Wiens Ben J, Colella Jocelyn P
Department of Ecology and Evolutionary Biology, Biodiversity Institute, University of Kansas, Lawrence, Kansas, USA.
Mol Ecol Resour. 2025 Apr;25(3):e14039. doi: 10.1111/1755-0998.14039. Epub 2024 Oct 28.
Describing naturally occurring genetic variation is a fundamental goal of molecular phylogeography and population genetics. Popular methods for this task include STRUCTURE, a model-based algorithm that assigns individuals to genetic clusters, and principal component analysis (PCA), a parameter-free method. The ability of STRUCTURE to infer mixed ancestry makes it popular for documenting natural hybridisation, which is of considerable interest to evolutionary biologists, given that such systems provide a window into the speciation process. Yet, STRUCTURE can produce misleading results when its underlying assumptions are violated, like when genetic variation is distributed continuously across geographic space. To test the ability of STRUCTURE and PCA to accurately distinguish admixture from continuous variation, we use forward-time simulations to generate population genetic data under three demographic scenarios: two involving admixture and one with isolation by distance (IBD).

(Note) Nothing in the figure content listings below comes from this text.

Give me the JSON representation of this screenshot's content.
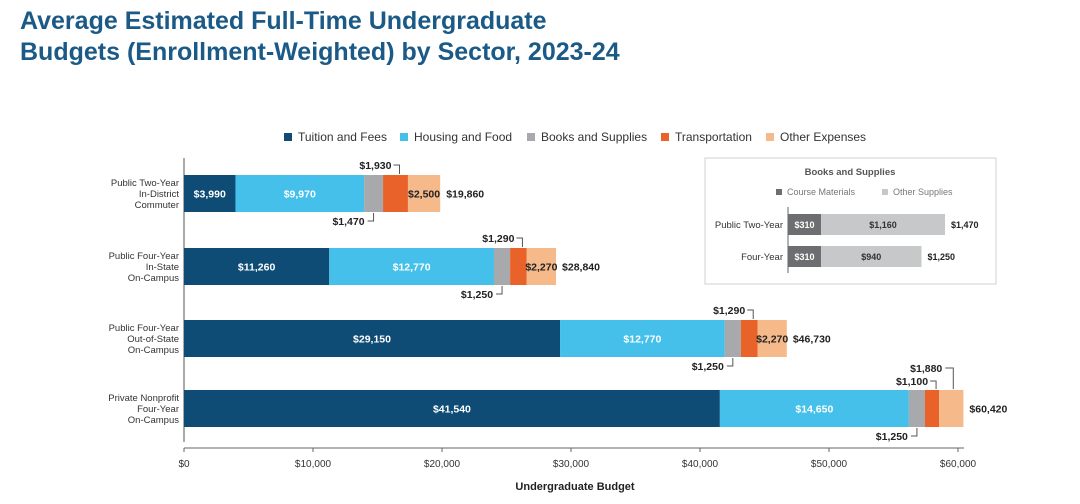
{
  "page_title_line1": "Average Estimated Full-Time Undergraduate",
  "page_title_line2": "Budgets (Enrollment-Weighted) by Sector, 2023-24",
  "chart_data": [
    {
      "type": "bar",
      "orientation": "horizontal",
      "stacked": true,
      "title": "Average Estimated Full-Time Undergraduate Budgets (Enrollment-Weighted) by Sector, 2023-24",
      "xlabel": "Undergraduate Budget",
      "ylabel": "",
      "xlim": [
        0,
        60000
      ],
      "x_ticks": [
        "$0",
        "$10,000",
        "$20,000",
        "$30,000",
        "$40,000",
        "$50,000",
        "$60,000"
      ],
      "grid": false,
      "legend_position": "top",
      "categories": [
        [
          "Public Two-Year",
          "In-District",
          "Commuter"
        ],
        [
          "Public Four-Year",
          "In-State",
          "On-Campus"
        ],
        [
          "Public Four-Year",
          "Out-of-State",
          "On-Campus"
        ],
        [
          "Private Nonprofit",
          "Four-Year",
          "On-Campus"
        ]
      ],
      "series": [
        {
          "name": "Tuition and Fees",
          "color": "#0f4c75",
          "values": [
            3990,
            11260,
            29150,
            41540
          ],
          "labels": [
            "$3,990",
            "$11,260",
            "$29,150",
            "$41,540"
          ]
        },
        {
          "name": "Housing and Food",
          "color": "#44c0ea",
          "values": [
            9970,
            12770,
            12770,
            14650
          ],
          "labels": [
            "$9,970",
            "$12,770",
            "$12,770",
            "$14,650"
          ]
        },
        {
          "name": "Books and Supplies",
          "color": "#a7a9ac",
          "values": [
            1470,
            1250,
            1250,
            1250
          ],
          "labels": [
            "$1,470",
            "$1,250",
            "$1,250",
            "$1,250"
          ]
        },
        {
          "name": "Transportation",
          "color": "#e8622a",
          "values": [
            1930,
            1290,
            1290,
            1100
          ],
          "labels": [
            "$1,930",
            "$1,290",
            "$1,290",
            "$1,100"
          ]
        },
        {
          "name": "Other Expenses",
          "color": "#f6b98a",
          "values": [
            2500,
            2270,
            2270,
            1880
          ],
          "labels": [
            "$2,500",
            "$2,270",
            "$2,270",
            "$1,880"
          ]
        }
      ],
      "totals": [
        "$19,860",
        "$28,840",
        "$46,730",
        "$60,420"
      ]
    },
    {
      "type": "bar",
      "orientation": "horizontal",
      "stacked": true,
      "title": "Books and Supplies",
      "legend_position": "top",
      "categories": [
        "Public Two-Year",
        "Four-Year"
      ],
      "series": [
        {
          "name": "Course Materials",
          "color": "#6d6e71",
          "values": [
            310,
            310
          ],
          "labels": [
            "$310",
            "$310"
          ]
        },
        {
          "name": "Other Supplies",
          "color": "#c7c8ca",
          "values": [
            1160,
            940
          ],
          "labels": [
            "$1,160",
            "$940"
          ]
        }
      ],
      "totals": [
        "$1,470",
        "$1,250"
      ]
    }
  ]
}
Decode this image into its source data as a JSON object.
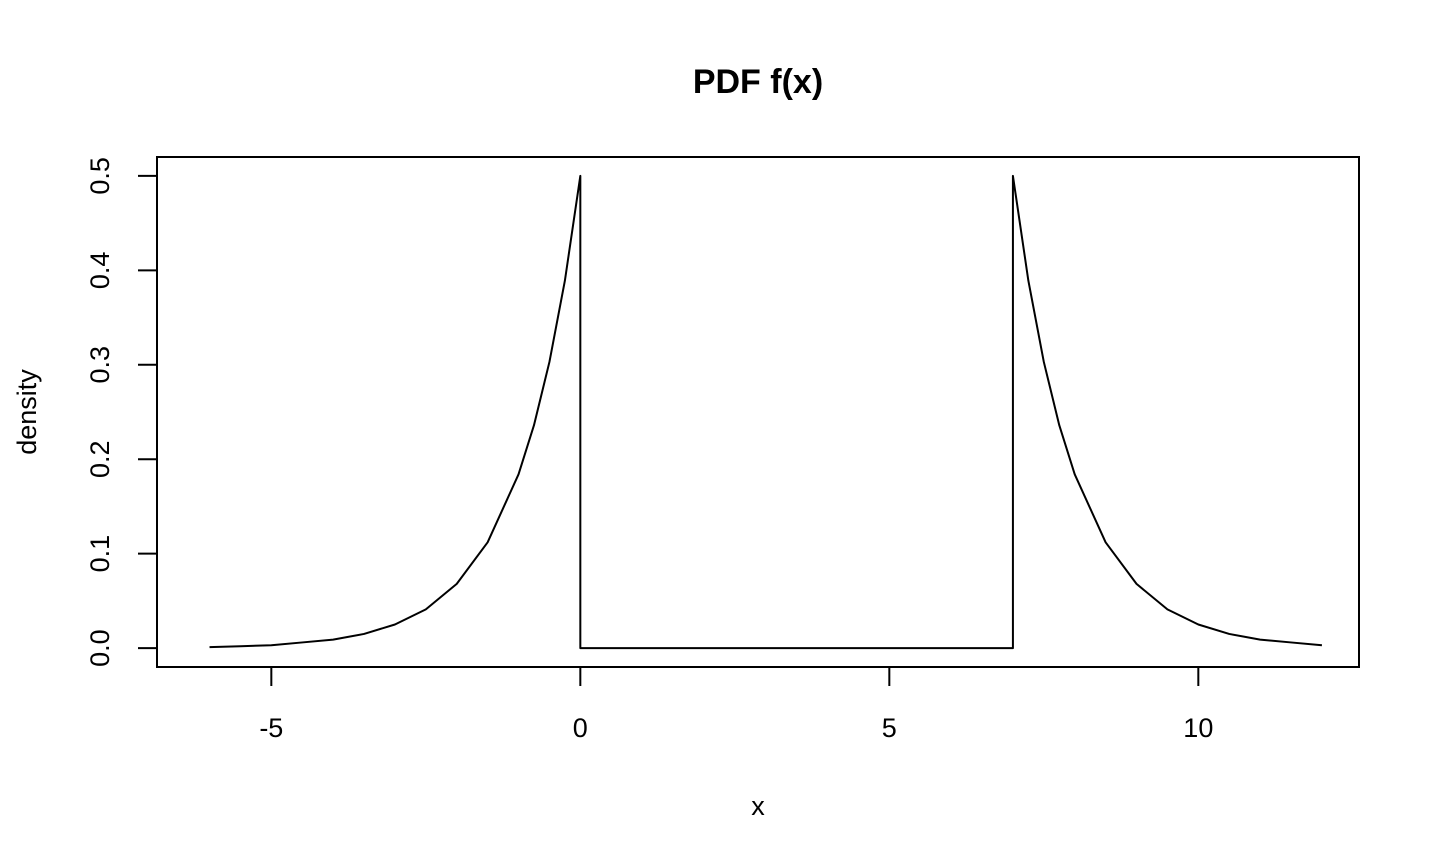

STRUCTURE and PCA alone cannot distinguish admixture from IBD, but complementing these analyses with triangle plots, which visualise hybrid index against interclass heterozygosity, provides more accurate inference of demographic history, especially in cases of recent admixture. We demonstrate that triangle plots are robust to missing data, while STRUCTURE and PCA are not, and show that setting a low allele frequency difference threshold for ancestry-informative marker (AIM) identification can accurately characterise the relationship between hybrid index and interclass heterozygosity across demographic histories of admixture and range expansion. While STRUCTURE and PCA provide useful summaries of genetic variation, results should be paired with triangle plots before admixture is inferred.
描述自然发生的遗传变异是分子系统地理学和群体遗传学的一个基本目标。完成这项任务的常用方法包括STRUCTURE(一种基于模型的算法,可将个体分配到遗传簇)和主成分分析(PCA,一种无参数方法)。STRUCTURE推断混合血统的能力使其在记录自然杂交方面很受欢迎,鉴于此类系统为物种形成过程提供了一个窗口,进化生物学家对此颇感兴趣。然而,当STRUCTURE的基本假设被违反时,比如当遗传变异在地理空间中连续分布时,它可能会产生误导性结果。为了测试STRUCTURE和PCA准确区分混合与连续变异的能力,我们使用正向时间模拟在三种人口统计学情景下生成群体遗传数据:两种涉及混合,一种是距离隔离(IBD)。仅STRUCTURE和PCA无法区分混合与IBD,但用三角图对这些分析进行补充(三角图可将杂交指数与类间杂合度可视化),能更准确地推断人口历史,尤其是在近期混合的情况下。我们证明三角图对缺失数据具有鲁棒性,而STRUCTURE和PCA则不然,并且表明为祖先信息标记(AIM)识别设置低等位基因频率差异阈值,可以准确描述混合和范围扩张的人口历史中杂交指数与类间杂合度之间的关系。虽然STRUCTURE和PCA提供了有用的遗传变异总结,但在推断混合之前,结果应与三角图相结合。